‘A cultura não tem estatísticas’, aponta superintendente estadual

Em conversa com a Tribuna, Célia Corsino, Superintendente de Equipamentos Culturais do Estado, convidada para debate promovido pela Funalfa na última quarta (13), destaca os desafios das políticas públicas em cultura no país, em Minas e em Juiz de Fora


Por Mauro Morais

17/11/2019 às 07h00- Atualizada 18/11/2019 às 10h09

Tribuna – Como a senhora percebe a parceria público-privada em relação à cultura?
Célia Corsino – Tenho certeza de que hoje em dia sempre temos que ter parcerias público-privadas. Não conseguimos, nós, Governo, fazer nada sozinhos. Só que essas parcerias ficaram sendo um mote da desregulamentação e despreocupação do setor público para com os equipamentos culturais. Se formos ver essas parcerias, percebemos que o estado não deixou de aportar recursos, o que fez foi dar o básico e dizer que para o “plus” é preciso ir ao mercado buscar. Isso, de alguma forma, sempre foi feito. Na área de museus, da qual falo com mais propriedade, foi feito através das associações de amigos dos museus, com o governo mantendo e uma associação trazendo aporte de novos projetos que ajudam a caminhar. A partir dessa experiência, temos um modelo no qual se tem uma planilha de custo, faz-se uma licitação e transfere-se para o ente privado a manutenção e a gestão daquele serviço cultural. Isso é bom? É, mas o gestor público precisa entender que quando faz isso não se desobriga com aquele equipamento. São pouquíssimos os recursos que se consegue fora. Pegando o exemplo do que aconteceu com a Biblioteca Pública do Rio de Janeiro: ela funcionava das 7h às 22h, em três turnos, e, à medida em que o Governo estadual não passou mais os recursos, a empresa que ganhou a licitação não teve caixa para manter meses sem repasses e foi cortando os serviços a ponto de quase fechar a biblioteca. Deve haver um equilíbrio. Precisamos entender que temos ativos importantes.

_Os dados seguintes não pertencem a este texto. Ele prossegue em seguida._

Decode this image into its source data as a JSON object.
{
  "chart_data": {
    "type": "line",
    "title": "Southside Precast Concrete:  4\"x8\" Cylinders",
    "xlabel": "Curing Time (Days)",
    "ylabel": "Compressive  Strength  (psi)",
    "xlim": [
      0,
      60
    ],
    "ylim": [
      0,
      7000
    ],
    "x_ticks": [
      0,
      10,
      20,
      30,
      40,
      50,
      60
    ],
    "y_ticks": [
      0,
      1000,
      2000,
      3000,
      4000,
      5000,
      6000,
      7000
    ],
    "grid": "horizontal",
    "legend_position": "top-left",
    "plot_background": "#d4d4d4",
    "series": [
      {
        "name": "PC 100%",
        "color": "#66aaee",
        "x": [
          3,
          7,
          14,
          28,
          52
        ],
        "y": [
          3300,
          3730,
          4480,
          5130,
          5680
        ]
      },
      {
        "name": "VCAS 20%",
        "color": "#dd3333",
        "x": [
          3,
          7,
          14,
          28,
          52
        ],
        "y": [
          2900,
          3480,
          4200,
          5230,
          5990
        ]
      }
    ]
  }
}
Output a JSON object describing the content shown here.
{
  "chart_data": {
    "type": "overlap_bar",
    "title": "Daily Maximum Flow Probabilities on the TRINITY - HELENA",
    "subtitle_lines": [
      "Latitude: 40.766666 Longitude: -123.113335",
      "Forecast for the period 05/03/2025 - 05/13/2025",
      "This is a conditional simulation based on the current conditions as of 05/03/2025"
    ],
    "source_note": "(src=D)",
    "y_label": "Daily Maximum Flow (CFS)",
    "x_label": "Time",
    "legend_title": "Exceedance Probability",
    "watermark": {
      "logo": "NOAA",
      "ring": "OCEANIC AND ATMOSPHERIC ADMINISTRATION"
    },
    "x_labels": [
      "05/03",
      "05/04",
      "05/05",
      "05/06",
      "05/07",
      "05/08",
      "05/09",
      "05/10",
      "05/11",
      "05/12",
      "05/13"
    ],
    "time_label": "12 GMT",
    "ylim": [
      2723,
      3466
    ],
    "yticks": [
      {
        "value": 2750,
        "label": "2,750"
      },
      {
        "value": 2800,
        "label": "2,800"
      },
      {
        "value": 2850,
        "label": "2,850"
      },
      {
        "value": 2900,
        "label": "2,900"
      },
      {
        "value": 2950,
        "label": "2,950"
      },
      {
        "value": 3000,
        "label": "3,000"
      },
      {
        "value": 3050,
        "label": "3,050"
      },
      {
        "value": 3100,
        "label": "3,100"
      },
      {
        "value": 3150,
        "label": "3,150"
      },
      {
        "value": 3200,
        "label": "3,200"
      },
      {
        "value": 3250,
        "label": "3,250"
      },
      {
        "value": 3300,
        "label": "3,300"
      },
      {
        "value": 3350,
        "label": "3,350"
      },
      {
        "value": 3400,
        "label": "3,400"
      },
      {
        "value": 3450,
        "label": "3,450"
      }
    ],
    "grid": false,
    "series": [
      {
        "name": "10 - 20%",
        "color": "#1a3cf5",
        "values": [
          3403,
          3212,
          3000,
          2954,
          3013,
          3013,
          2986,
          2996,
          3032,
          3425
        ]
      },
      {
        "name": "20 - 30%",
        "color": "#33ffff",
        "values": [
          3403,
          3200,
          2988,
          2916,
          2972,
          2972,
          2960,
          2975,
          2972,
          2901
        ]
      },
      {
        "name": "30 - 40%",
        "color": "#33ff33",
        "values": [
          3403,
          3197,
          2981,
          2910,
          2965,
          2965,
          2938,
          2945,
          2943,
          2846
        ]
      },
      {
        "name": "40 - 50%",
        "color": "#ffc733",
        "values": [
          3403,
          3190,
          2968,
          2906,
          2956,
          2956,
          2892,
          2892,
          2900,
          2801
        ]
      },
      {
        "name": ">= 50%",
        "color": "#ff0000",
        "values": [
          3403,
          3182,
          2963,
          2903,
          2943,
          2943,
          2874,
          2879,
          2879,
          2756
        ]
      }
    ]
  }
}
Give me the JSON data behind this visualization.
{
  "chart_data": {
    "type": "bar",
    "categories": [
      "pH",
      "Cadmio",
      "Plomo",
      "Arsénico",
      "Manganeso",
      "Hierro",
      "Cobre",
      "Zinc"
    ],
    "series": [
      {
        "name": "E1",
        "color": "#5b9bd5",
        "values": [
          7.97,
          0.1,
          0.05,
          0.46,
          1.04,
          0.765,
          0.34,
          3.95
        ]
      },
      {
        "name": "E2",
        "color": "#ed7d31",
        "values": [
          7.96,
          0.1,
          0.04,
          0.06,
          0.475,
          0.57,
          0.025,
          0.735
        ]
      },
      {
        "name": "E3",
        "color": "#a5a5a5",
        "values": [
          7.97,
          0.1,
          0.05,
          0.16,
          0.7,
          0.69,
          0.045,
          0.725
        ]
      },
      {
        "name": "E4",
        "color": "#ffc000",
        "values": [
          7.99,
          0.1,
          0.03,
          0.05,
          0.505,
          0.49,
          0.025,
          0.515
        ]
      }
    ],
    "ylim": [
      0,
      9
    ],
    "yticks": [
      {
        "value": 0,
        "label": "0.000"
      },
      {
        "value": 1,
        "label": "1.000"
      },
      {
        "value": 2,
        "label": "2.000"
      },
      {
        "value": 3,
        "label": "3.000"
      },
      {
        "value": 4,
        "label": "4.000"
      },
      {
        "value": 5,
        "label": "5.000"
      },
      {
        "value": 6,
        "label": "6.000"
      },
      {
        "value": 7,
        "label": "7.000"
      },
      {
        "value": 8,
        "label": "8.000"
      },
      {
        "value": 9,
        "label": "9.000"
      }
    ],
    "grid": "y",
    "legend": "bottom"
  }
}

A cultura ainda deve depender do Poder Público?
Acho que a gente não tem disponibilidade de recursos para manter fora do governo. Vou pegar outro museu do Rio de Janeiro: o Museu do Pontal, que é particular. É muito difícil ele sobreviver sem o aporte de algum recurso público, seja por meio de editais, seja por meio de financiamentos. Ele não é um museu público, é privado, mas faz um serviço público. Temos que despertar para saber o valor desses ativos que temos na área da cultura. Temos que potencializar, porque tem muita coisa subutilizada, espaços que podem ser usados com mais frequência e mais eficácia.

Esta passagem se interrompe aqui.